One aspect of enforcement is still in place: An employee's access to federal premium assistance will still be subject to post-year-end reconciliation based on the employee's actual household income. If actual household income (as reported on the employee's tax return) is more than the amount the employee stated in the application as his or her expected household income, the employee may have to repay some or all of the federal premium assistance obtained (and that could be quite expensive).
Other Employee Benefit News
Reminder of the Patient-Centered Outcomes Research (PCOR) fee due date
If you have a group health plan with a plan year end between October 1, 2012 and December 31, 2012, your first payment of the PCOR fee is due July 31, 2013. The PCOR fee for plan years ending in 2013 is due July 31, 2014.
Use IRS Form 720 to pay the PCOR fee. The IRS instructions to Form 720 (pages 8-9) include an explanation of the calculation of the PCOR fee. See our April 18, 2012 Client Alert: Health Plans Must Pay PCOR Fee for more details.
The demise of (part of) the Defense of Marriage Act (DOMA)
As of the writing of this Client Alert, the IRS had not as yet published guidance on the implementation of federal recognition of same sex marriage in the wake of the Supreme Court's decision in U.S. v. Windsor.

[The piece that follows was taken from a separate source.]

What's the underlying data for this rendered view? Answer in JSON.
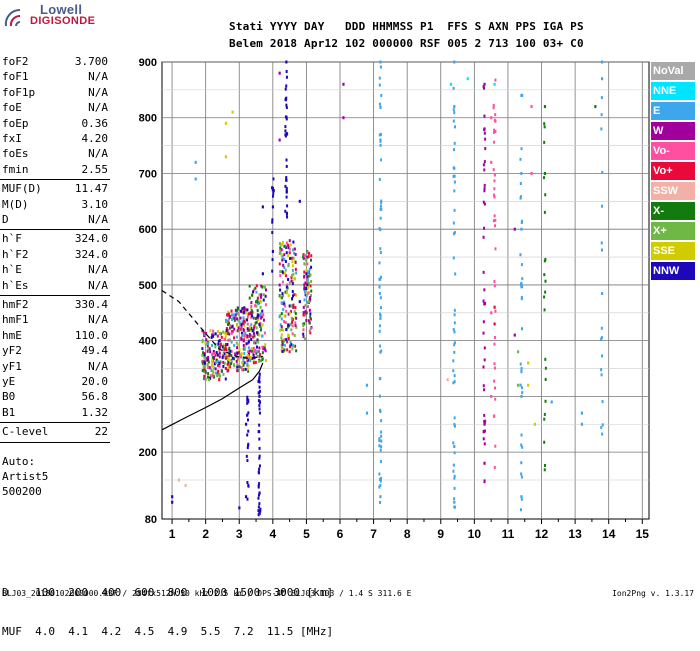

If you currently make health coverage available to employees' same sex domestic partners, check your database of enrolled domestic partners to see whether you have distinguished between: (a) same sex spouses (legally married in a jurisdiction that recognizes same sex marriage); or (b) other (unmarried) same sex domestic partners. If you have not to date distinguished between same sex spouses and unmarried same sex domestic partners, be prepared to collect information on marital status from employees who have enrolled same sex partners; some will be same sex spouses and some will not. No matter what guidance the IRS ultimately provides, the tax treatment of health benefits for same sex spouses will not be the same as the tax treatment of health benefits for other same sex domestic partners. Plus, the same sex spouses of your employees will have all of the rights formerly reserved to opposite sex spouses. While your company's policy may be to treat the unmarried same sex partners of employees as if they were spouses to the extent possible, there are unavoidable legal distinctions.